Senate debates

Thursday, 18 June 2020

Committees

Rural and Regional Affairs and Transport References Committee; Government Response to Report

3:55 pm

Photo of Janet RiceJanet Rice (Victoria, Australian Greens) Share this | Hansard source

I also want to speak on the government's response to the Rural and Regional Affairs and Transport References Committee inquiry into road safety, which I was part of. It seems like it was quite a long time ago. Given that it's taken that long to get a response from the government, it makes me realise just how seriously—not!—they take the issue of road safety. And here it is, at 4 o'clock on the last sitting day of this session, and suddenly it's just landed. I haven't yet even had a chance to look at the government's response, but I'm pretty sure—and certainly from what Senator Sterle said about some key recommendations from the RRAT inquiry having just been 'noted'—that there's nothing to change the business-as-usual approach to road safety, which has been the ongoing situation and which just has to stop.

We had the RRAT inquiry and the government then had an inquiry into road safety, with some eminent road safety experts chairing that inquiry, that put some really powerful recommendations to government. They said that there needs to be a change in the whole approach, that it's just not good enough to keep on doing the same measures over and over again to try to minimise accidents, to try to improve road safety; there's got to be a complete holistic look at how we eliminate the issues of lack of safe conditions on our roads so that we do not continue to have hundreds of people die on our roads, and thousands, tens of thousands, of people who are severely injured and suffer lifetime consequences from road accidents.

One of the recommendations from the government inquiry was that we should be spending $3 billion a year on road safety, if we are going to be serious about it. That's the context in which to put the government's announcement earlier this week—yes, it's great that there's a commitment to spend half a billion on road safety a year, but it's not going to cut it. It's just not going to be enough to really change the situation so we don't continue to have the deaths. As Senator Sterle said, these aren't just statistics. Every one of the people who dies on our roads, or is severely injured, is a human being. It is the massive consequences and the massive costs for them, their families and their friends, ongoing for their whole lives. This is something that we Australians, and this government—all of us here—need to seriously look at and say that there needs to be a change. It's not good enough just to say, 'Alright, it's going to take us a year to respond to the road safety inquiry. Alright, we're just going to have another inquiry.' We had the government's inquiry last year, and now we've got the joint standing committee having yet another inquiry. To me, you have inquiry after inquiry after inquiry when you have no commitment to actually do something serious.

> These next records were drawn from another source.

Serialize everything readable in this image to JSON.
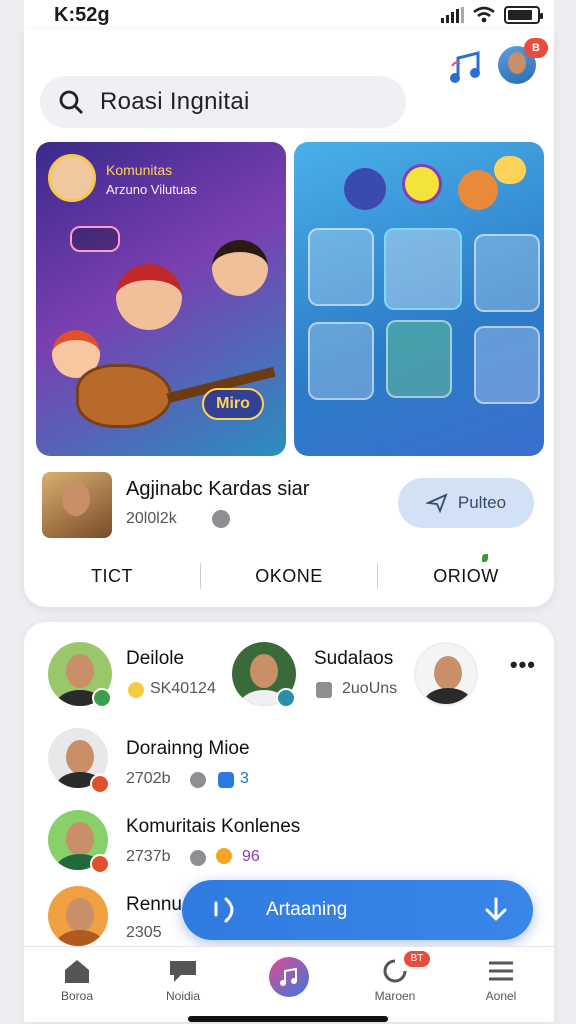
{
  "status_bar": {
    "time": "K:52g"
  },
  "header": {
    "avatar_badge": "B"
  },
  "search": {
    "text": "Roasi Ingnitai"
  },
  "featured": {
    "left_banner": {
      "title": "Komunitas",
      "subtitle": "Arzuno Vilutuas",
      "chip_label": "Miro"
    },
    "right_banner": {
      "tile_label": ""
    }
  },
  "profile": {
    "name": "Agjinabc Kardas siar",
    "stat": "20l0l2k",
    "follow_label": "Pulteo"
  },
  "tabs": [
    "TICT",
    "OKONE",
    "ORIOW"
  ],
  "friends": [
    {
      "name": "Deilole",
      "meta": "SK40124",
      "badge_color": "#3aa04a"
    },
    {
      "name": "Sudalaos",
      "meta": "2uoUns",
      "badge_color": "#2a8fa8"
    },
    {
      "name": "",
      "meta": "",
      "badge_color": ""
    }
  ],
  "list": [
    {
      "name": "Dorainng Mioe",
      "meta": "2702b",
      "meta2": "3",
      "badge_color": "#e0502a"
    },
    {
      "name": "Komuritais Konlenes",
      "meta": "2737b",
      "meta2": "96",
      "badge_color": "#e0502a"
    },
    {
      "name": "Rennu",
      "meta": "2305",
      "meta2": "",
      "badge_color": "#e0502a"
    }
  ],
  "now_playing": {
    "label": "Artaaning"
  },
  "tab_bar": [
    {
      "label": "Boroa",
      "icon": "home-icon"
    },
    {
      "label": "Noidia",
      "icon": "chat-icon"
    },
    {
      "label": "",
      "icon": "music-note-icon"
    },
    {
      "label": "Maroen",
      "icon": "notification-icon",
      "badge": "BT"
    },
    {
      "label": "Aonel",
      "icon": "menu-icon"
    }
  ],
  "colors": {
    "accent": "#2f7be0",
    "badge": "#e74c3c",
    "follow_bg": "#d2e1f6"
  }
}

Certainly, I commit the Greens to working collaboratively with the government and the opposition to work out how we can get the serious action that is required to eliminate deaths on our roads, to eliminate those accidents. Finally, I particularly want to call out the most vulnerable road users, who are not being considered, who are just being swept away. They are pedestrians and cyclists, who are being killed on our roads at a rate much higher than the proportion of road users that they are. That's because the conditions are just not safe for them. In the case of cycling, we do not have cycling infrastructure that enables people to have the freedom to ride safely. Particularly in these times, we know of the benefits from encouraging more people to ride. In the current context, it means that we won't have the huge crushes on public transport, which are of concern under the COVID pandemic. We've got people that want to ride. We've had almost three times the number of people cycling over the last three months than previously. And how do we get those people to keep riding? They've got to feel safe. They've got to have the money put in to invest in bike infrastructure so that they will feel safe. We have been calling for a number of years that we need to be spending a billion dollars over the forward estimates on cycling infrastructure. Yet this government refuses to even acknowledge that there's a role for government in funding cycling infrastructure. Every time I've raised it in estimates, I just get stonewalled. If we had a government serious about taking action on road safety, investing in that infrastructure is incredibly important. They are the sorts of measures that we need to be seeing from this government if we're going to seriously be tackling the issue of road safety.